How many people are adopting Docker for production use? That depends on how you define production. And that’s an important question for people tracing Docker adoption rates, which we could measure much more accurately than we currently are.

Over the past year, a series of surveys and reports (see here and here, for example) have predicted that container and microservice adoption rates are either skyrocketing, or on the verge of skyrocketing.

The latest example in this trend is a report out this week from 451 Research, which says the application container market will grow to $2.7 billion in 2020 from $762 million today.

But 451 Research also says container “adoption and revenue are just starting to emerge” and that “it is still early days for containers in the enterprise.” That means that the massive Docker adoption predicted by earlier reports has not come to pass, at least according to this analysis.

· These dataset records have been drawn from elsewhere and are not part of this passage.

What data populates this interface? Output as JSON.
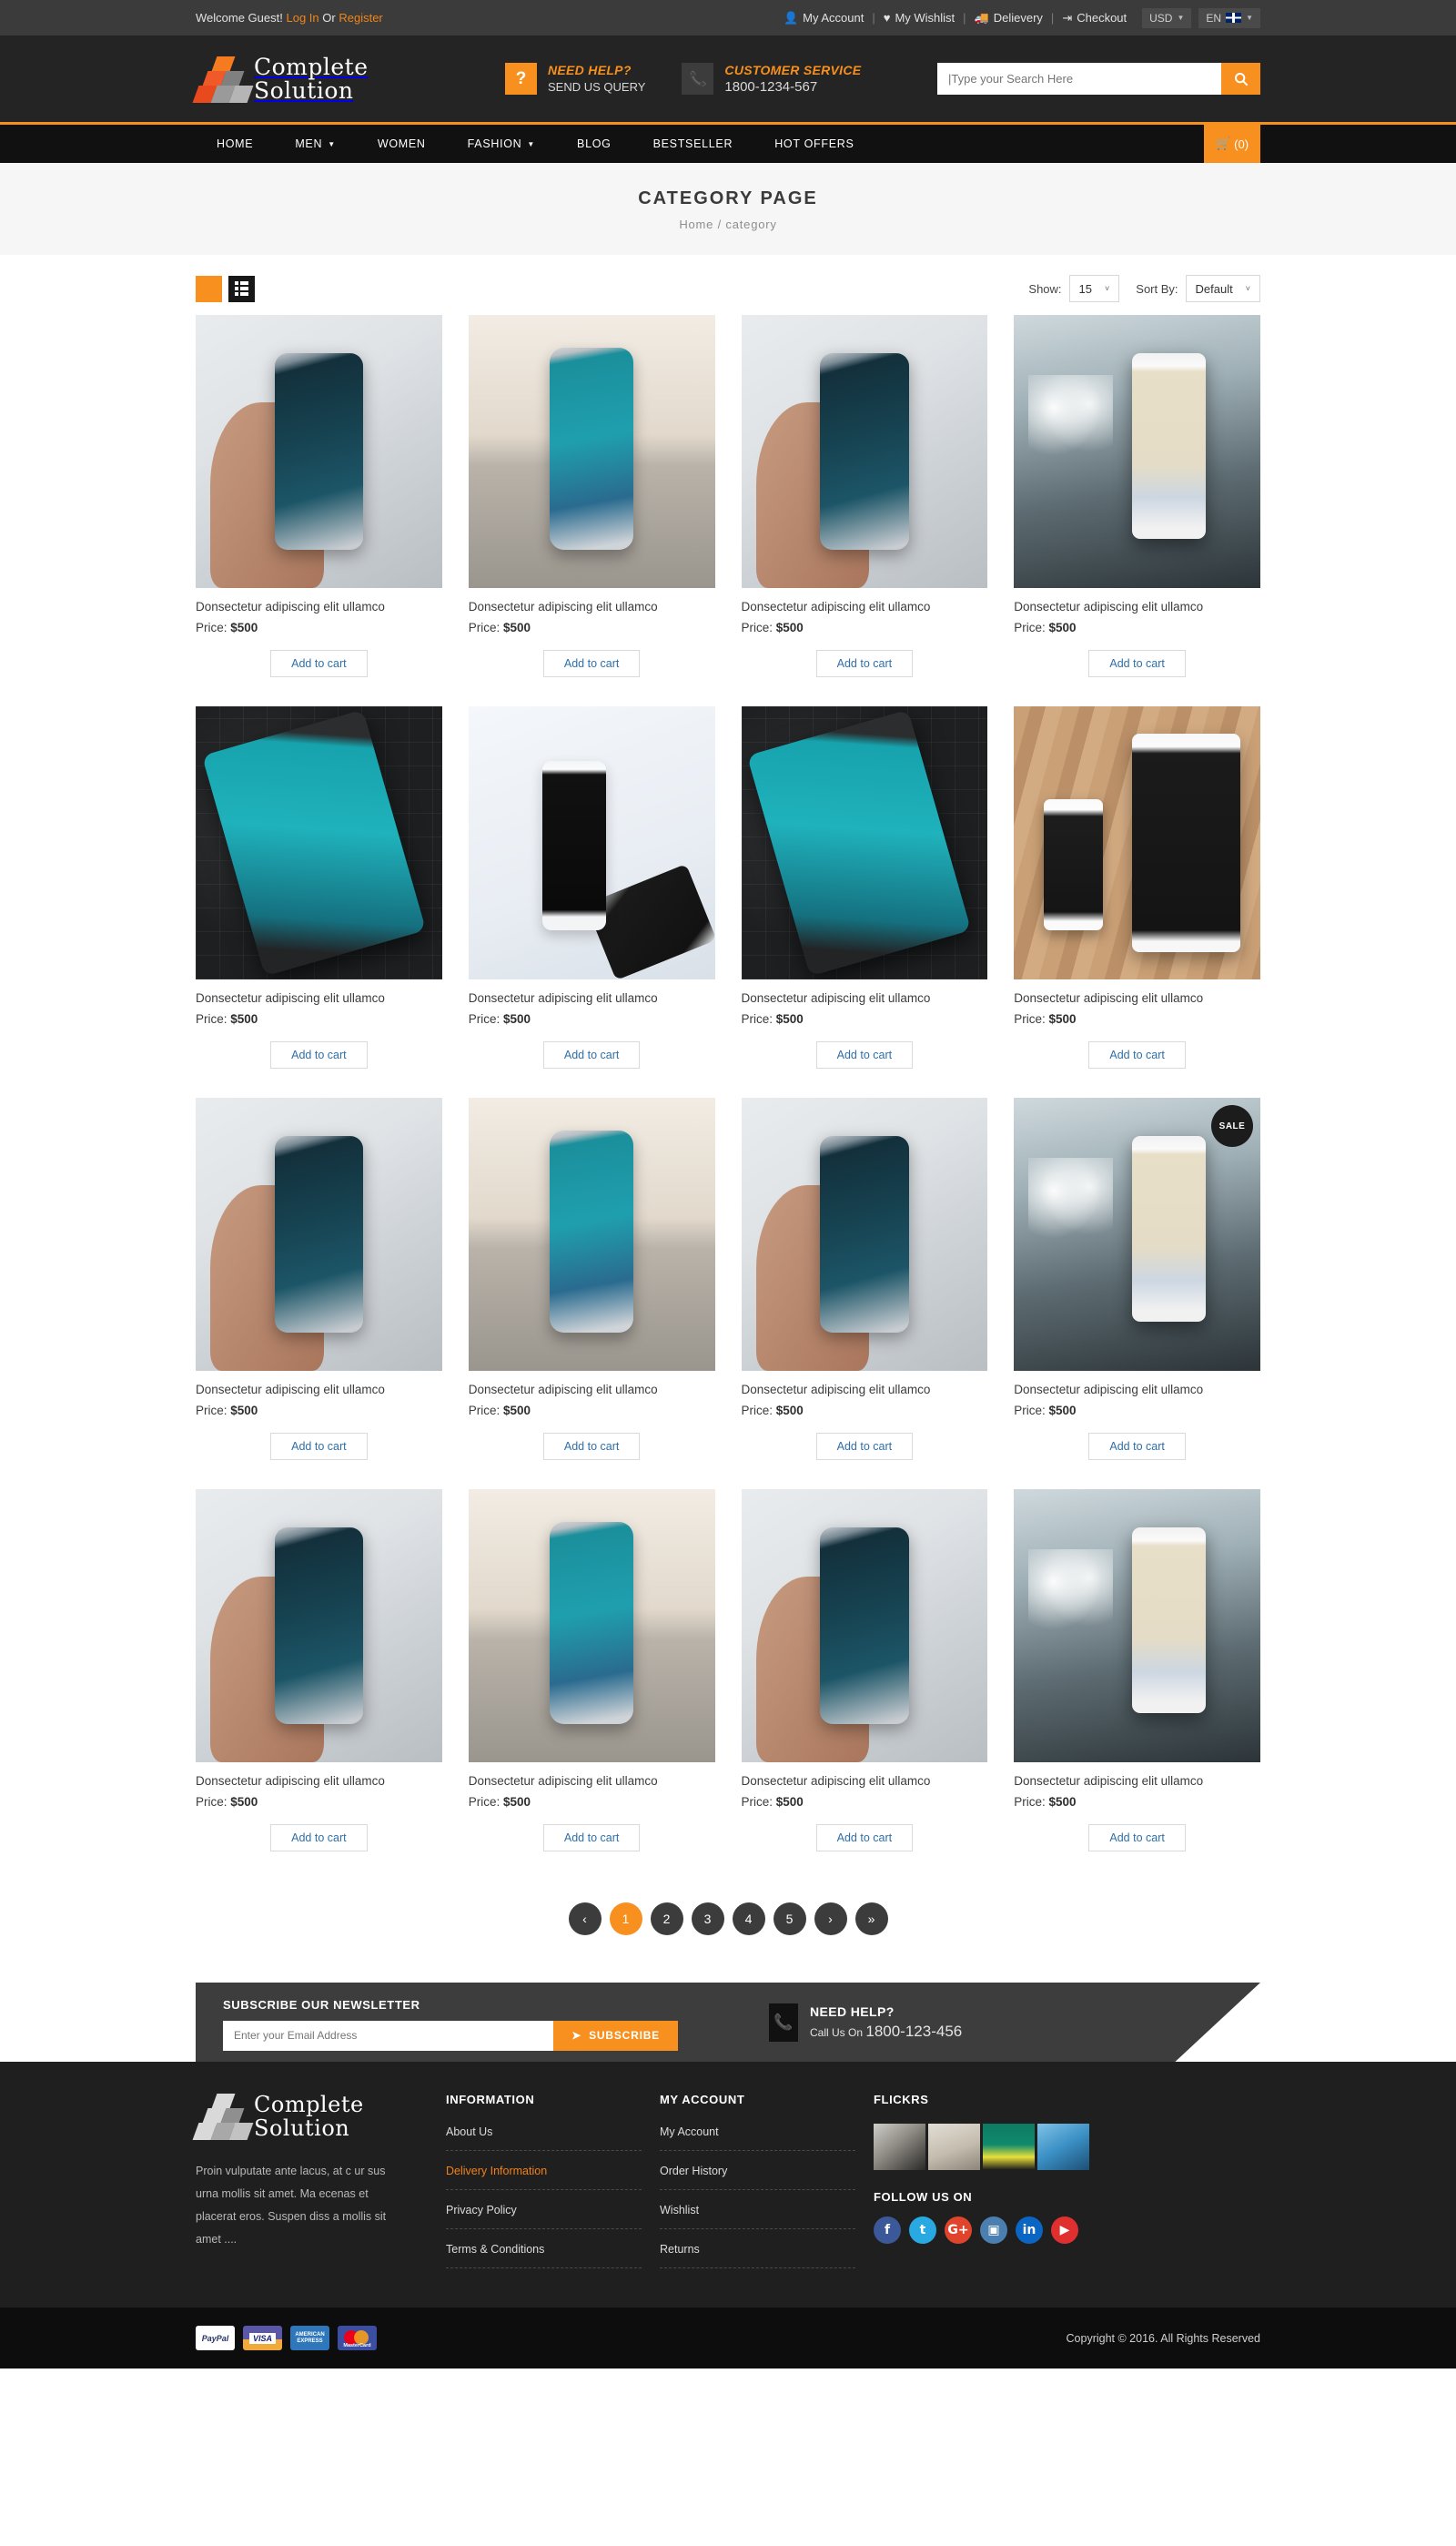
{
  "topbar": {
    "welcome_prefix": "Welcome Guest!",
    "login": "Log In",
    "or": "Or",
    "register": "Register",
    "links": [
      {
        "label": "My Account",
        "icon": "user-icon"
      },
      {
        "label": "My Wishlist",
        "icon": "heart-icon"
      },
      {
        "label": "Delievery",
        "icon": "truck-icon"
      },
      {
        "label": "Checkout",
        "icon": "logout-icon"
      }
    ],
    "divider": "|",
    "currency": "USD",
    "language": "EN"
  },
  "header": {
    "logo_line1": "Complete",
    "logo_line2": "Solution",
    "help": {
      "icon": "question-mark-icon",
      "title": "NEED HELP?",
      "subtitle": "SEND US QUERY"
    },
    "service": {
      "icon": "phone-icon",
      "title": "CUSTOMER SERVICE",
      "subtitle": "1800-1234-567"
    },
    "search": {
      "placeholder": "|Type your Search Here",
      "value": "",
      "icon": "search-icon"
    }
  },
  "nav": {
    "items": [
      {
        "label": "HOME",
        "has_dropdown": false
      },
      {
        "label": "MEN",
        "has_dropdown": true
      },
      {
        "label": "WOMEN",
        "has_dropdown": false
      },
      {
        "label": "FASHION",
        "has_dropdown": true
      },
      {
        "label": "BLOG",
        "has_dropdown": false
      },
      {
        "label": "BESTSELLER",
        "has_dropdown": false
      },
      {
        "label": "HOT OFFERS",
        "has_dropdown": false
      }
    ],
    "cart_count": "(0)"
  },
  "page": {
    "title": "CATEGORY PAGE",
    "breadcrumb": "Home / category"
  },
  "toolbar": {
    "grid_icon": "grid-view-icon",
    "list_icon": "list-view-icon",
    "show_label": "Show:",
    "show_value": "15",
    "sort_label": "Sort By:",
    "sort_value": "Default"
  },
  "products": [
    {
      "title": "Donsectetur adipiscing elit ullamco",
      "price_label": "Price:",
      "price": "$500",
      "cta": "Add to cart",
      "image": "ph-hand",
      "badge": null
    },
    {
      "title": "Donsectetur adipiscing elit ullamco",
      "price_label": "Price:",
      "price": "$500",
      "cta": "Add to cart",
      "image": "ph-stand",
      "badge": null
    },
    {
      "title": "Donsectetur adipiscing elit ullamco",
      "price_label": "Price:",
      "price": "$500",
      "cta": "Add to cart",
      "image": "ph-hand",
      "badge": null
    },
    {
      "title": "Donsectetur adipiscing elit ullamco",
      "price_label": "Price:",
      "price": "$500",
      "cta": "Add to cart",
      "image": "ph-car",
      "badge": null
    },
    {
      "title": "Donsectetur adipiscing elit ullamco",
      "price_label": "Price:",
      "price": "$500",
      "cta": "Add to cart",
      "image": "ph-map",
      "badge": null
    },
    {
      "title": "Donsectetur adipiscing elit ullamco",
      "price_label": "Price:",
      "price": "$500",
      "cta": "Add to cart",
      "image": "ph-white",
      "badge": null
    },
    {
      "title": "Donsectetur adipiscing elit ullamco",
      "price_label": "Price:",
      "price": "$500",
      "cta": "Add to cart",
      "image": "ph-map",
      "badge": null
    },
    {
      "title": "Donsectetur adipiscing elit ullamco",
      "price_label": "Price:",
      "price": "$500",
      "cta": "Add to cart",
      "image": "ph-wood",
      "badge": null
    },
    {
      "title": "Donsectetur adipiscing elit ullamco",
      "price_label": "Price:",
      "price": "$500",
      "cta": "Add to cart",
      "image": "ph-hand",
      "badge": null
    },
    {
      "title": "Donsectetur adipiscing elit ullamco",
      "price_label": "Price:",
      "price": "$500",
      "cta": "Add to cart",
      "image": "ph-stand",
      "badge": null
    },
    {
      "title": "Donsectetur adipiscing elit ullamco",
      "price_label": "Price:",
      "price": "$500",
      "cta": "Add to cart",
      "image": "ph-hand",
      "badge": null
    },
    {
      "title": "Donsectetur adipiscing elit ullamco",
      "price_label": "Price:",
      "price": "$500",
      "cta": "Add to cart",
      "image": "ph-car",
      "badge": "SALE"
    },
    {
      "title": "Donsectetur adipiscing elit ullamco",
      "price_label": "Price:",
      "price": "$500",
      "cta": "Add to cart",
      "image": "ph-hand",
      "badge": null
    },
    {
      "title": "Donsectetur adipiscing elit ullamco",
      "price_label": "Price:",
      "price": "$500",
      "cta": "Add to cart",
      "image": "ph-stand",
      "badge": null
    },
    {
      "title": "Donsectetur adipiscing elit ullamco",
      "price_label": "Price:",
      "price": "$500",
      "cta": "Add to cart",
      "image": "ph-hand",
      "badge": null
    },
    {
      "title": "Donsectetur adipiscing elit ullamco",
      "price_label": "Price:",
      "price": "$500",
      "cta": "Add to cart",
      "image": "ph-car",
      "badge": null
    }
  ],
  "pagination": [
    {
      "label": "‹",
      "name": "prev",
      "active": false
    },
    {
      "label": "1",
      "name": "page-1",
      "active": true
    },
    {
      "label": "2",
      "name": "page-2",
      "active": false
    },
    {
      "label": "3",
      "name": "page-3",
      "active": false
    },
    {
      "label": "4",
      "name": "page-4",
      "active": false
    },
    {
      "label": "5",
      "name": "page-5",
      "active": false
    },
    {
      "label": "›",
      "name": "next",
      "active": false
    },
    {
      "label": "»",
      "name": "last",
      "active": false
    }
  ],
  "newsletter": {
    "title": "SUBSCRIBE OUR NEWSLETTER",
    "placeholder": "Enter your Email Address",
    "value": "",
    "button": "SUBSCRIBE",
    "button_icon": "paper-plane-icon",
    "help_icon": "phone-icon",
    "help_title": "NEED HELP?",
    "help_prefix": "Call Us On",
    "help_phone": "1800-123-456"
  },
  "footer": {
    "logo_line1": "Complete",
    "logo_line2": "Solution",
    "description": "Proin vulputate ante lacus, at c ur sus urna mollis sit amet. Ma ecenas et placerat eros. Suspen diss a mollis sit amet ....",
    "information": {
      "heading": "INFORMATION",
      "items": [
        {
          "label": "About Us",
          "highlight": false
        },
        {
          "label": "Delivery Information",
          "highlight": true
        },
        {
          "label": "Privacy Policy",
          "highlight": false
        },
        {
          "label": "Terms & Conditions",
          "highlight": false
        }
      ]
    },
    "account": {
      "heading": "MY ACCOUNT",
      "items": [
        {
          "label": "My Account",
          "highlight": false
        },
        {
          "label": "Order History",
          "highlight": false
        },
        {
          "label": "Wishlist",
          "highlight": false
        },
        {
          "label": "Returns",
          "highlight": false
        }
      ]
    },
    "flickrs_heading": "FLICKRS",
    "follow_heading": "FOLLOW US ON",
    "socials": [
      {
        "name": "facebook",
        "glyph": "f",
        "color": "#3b5998"
      },
      {
        "name": "twitter",
        "glyph": "t",
        "color": "#29a9e1"
      },
      {
        "name": "google-plus",
        "glyph": "G+",
        "color": "#e0452c"
      },
      {
        "name": "instagram",
        "glyph": "▣",
        "color": "#4a7fb0"
      },
      {
        "name": "linkedin",
        "glyph": "in",
        "color": "#0a66c2"
      },
      {
        "name": "youtube",
        "glyph": "▶",
        "color": "#e02f2f"
      }
    ]
  },
  "bottom": {
    "payments": [
      {
        "name": "paypal",
        "label": "PayPal"
      },
      {
        "name": "visa",
        "label": "VISA"
      },
      {
        "name": "amex",
        "label": "AMERICAN EXPRESS"
      },
      {
        "name": "mastercard",
        "label": "MasterCard"
      }
    ],
    "copyright": "Copyright © 2016. All Rights Reserved"
  }
}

Given the fact that reports from early and mid-2016 predicted an imminent Docker explosion within the enterprise, yet 451 Research in early 2017 seems to think massive Docker adoption has not yet really started (but ostensibly will soon), you have to wonder: Why does one group of analysts keep making predictions about container adoption that the next group fails to see coming true?

Define Production

The answer, I think, has to do in part with the fact that these reports tend to define “production use” rather hazily. Docker adoption in the enterprise for production environments could mean lots of different things. It might mean just using containers for an internal app—which is less significant than running a business-critical, customer-facing app using Docker. Or an enterprise could report that it is using Docker “in production” by virtue of having moved just a handful of deployments to containers, while the vast majority of infrastructure remains old-generation.

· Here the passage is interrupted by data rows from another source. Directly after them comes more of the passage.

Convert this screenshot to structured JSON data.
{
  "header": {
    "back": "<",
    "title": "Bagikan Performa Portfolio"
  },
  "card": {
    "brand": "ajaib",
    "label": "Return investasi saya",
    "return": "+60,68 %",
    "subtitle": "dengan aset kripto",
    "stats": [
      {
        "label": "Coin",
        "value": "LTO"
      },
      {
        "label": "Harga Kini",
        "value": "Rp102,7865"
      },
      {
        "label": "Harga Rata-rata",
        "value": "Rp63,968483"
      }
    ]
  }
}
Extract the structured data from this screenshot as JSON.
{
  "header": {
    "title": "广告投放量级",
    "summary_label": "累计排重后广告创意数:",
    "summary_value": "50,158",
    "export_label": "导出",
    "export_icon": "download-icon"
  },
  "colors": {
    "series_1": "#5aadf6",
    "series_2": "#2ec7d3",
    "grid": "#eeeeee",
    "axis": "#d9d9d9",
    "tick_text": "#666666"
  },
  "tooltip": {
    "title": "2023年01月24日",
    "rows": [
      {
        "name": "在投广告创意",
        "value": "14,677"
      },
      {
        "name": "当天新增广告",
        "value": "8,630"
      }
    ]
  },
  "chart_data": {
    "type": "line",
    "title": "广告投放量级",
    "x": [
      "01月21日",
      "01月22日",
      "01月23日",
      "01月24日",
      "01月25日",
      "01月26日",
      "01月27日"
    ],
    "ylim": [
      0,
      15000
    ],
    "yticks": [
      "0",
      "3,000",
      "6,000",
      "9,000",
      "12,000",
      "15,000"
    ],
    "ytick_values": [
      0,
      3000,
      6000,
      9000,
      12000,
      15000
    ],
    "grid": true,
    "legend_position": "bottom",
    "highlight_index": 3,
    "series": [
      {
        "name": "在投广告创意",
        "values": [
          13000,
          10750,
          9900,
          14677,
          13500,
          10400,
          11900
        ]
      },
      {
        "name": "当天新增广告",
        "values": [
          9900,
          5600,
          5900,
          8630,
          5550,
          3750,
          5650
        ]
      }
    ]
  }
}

Because of the ambiguity, it’s easy to see what you want about container adoption trends and ignore the rest.

To get a better sense of who in the enterprise is really using Docker for production, it would be helpful to view data on:

  • Which percentage of a company’s apps are running on containers compared to those hosted using conventional technologies such as virtual machines or bare-metal. That would provide a more concrete idea of the extent of Docker adoption.
  • How many business-critical apps are being run with Docker. Internal apps, or apps that are nice-to-have but not really essential, shouldn’t count toward Docker adoption rates.
  • How many containers are involved in the applications that enterprises are deploying using Docker. A large, multi-container application deployment is more meaningful than a deployment in which a simple app is run inside a single container.
  • Exactly which components enterprises are using to build their Docker stacks. This information would provide insight into which types of tools—orchestrators, registries, runtimes and so on—are most popular for Docker production use.

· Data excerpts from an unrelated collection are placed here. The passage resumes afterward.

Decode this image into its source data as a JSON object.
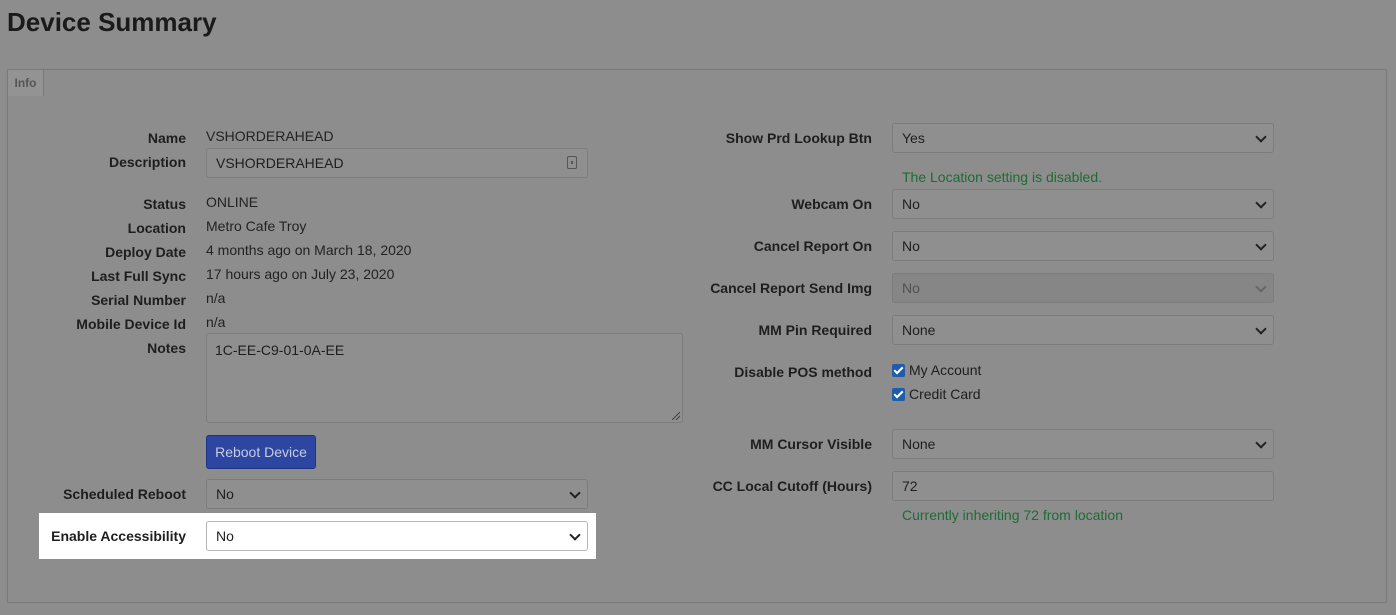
{
  "page_title": "Device Summary",
  "tabs": {
    "info": "Info"
  },
  "left": {
    "name": {
      "label": "Name",
      "value": "VSHORDERAHEAD"
    },
    "description": {
      "label": "Description",
      "value": "VSHORDERAHEAD"
    },
    "status": {
      "label": "Status",
      "value": "ONLINE"
    },
    "location": {
      "label": "Location",
      "value": "Metro Cafe Troy"
    },
    "deploy_date": {
      "label": "Deploy Date",
      "value": "4 months ago on March 18, 2020"
    },
    "last_full_sync": {
      "label": "Last Full Sync",
      "value": "17 hours ago on July 23, 2020"
    },
    "serial_number": {
      "label": "Serial Number",
      "value": "n/a"
    },
    "mobile_device_id": {
      "label": "Mobile Device Id",
      "value": "n/a"
    },
    "notes": {
      "label": "Notes",
      "value": "1C-EE-C9-01-0A-EE"
    },
    "reboot_button": "Reboot Device",
    "scheduled_reboot": {
      "label": "Scheduled Reboot",
      "value": "No"
    },
    "enable_accessibility": {
      "label": "Enable Accessibility",
      "value": "No"
    }
  },
  "right": {
    "show_prd_lookup_btn": {
      "label": "Show Prd Lookup Btn",
      "value": "Yes"
    },
    "location_note": "The Location setting is disabled.",
    "webcam_on": {
      "label": "Webcam On",
      "value": "No"
    },
    "cancel_report_on": {
      "label": "Cancel Report On",
      "value": "No"
    },
    "cancel_report_send_img": {
      "label": "Cancel Report Send Img",
      "value": "No"
    },
    "mm_pin_required": {
      "label": "MM Pin Required",
      "value": "None"
    },
    "disable_pos_method": {
      "label": "Disable POS method",
      "options": [
        "My Account",
        "Credit Card"
      ]
    },
    "mm_cursor_visible": {
      "label": "MM Cursor Visible",
      "value": "None"
    },
    "cc_local_cutoff": {
      "label": "CC Local Cutoff (Hours)",
      "value": "72"
    },
    "cutoff_note": "Currently inheriting 72 from location"
  },
  "icons": {
    "description_field": "lock-icon"
  },
  "colors": {
    "primary_button": "#2d46a1",
    "success_text": "#1f6b34",
    "checkbox": "#1f5da8",
    "overlay": "#8d8d8d"
  }
}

I do not mean to knock the reports that have been issued so far about Docker adoption. They’re useful. But they would be more useful if they eliminated some of the ambiguity regarding what Docker adoption actually looks like, and how Docker is being used in production.

Christopher Tozzi

Christopher Tozzi has covered technology and business news for nearly a decade, specializing in open source, containers, big data, networking and security. He is currently Senior Editor and DevOps Analyst with Fixate.io and Sweetcode.io.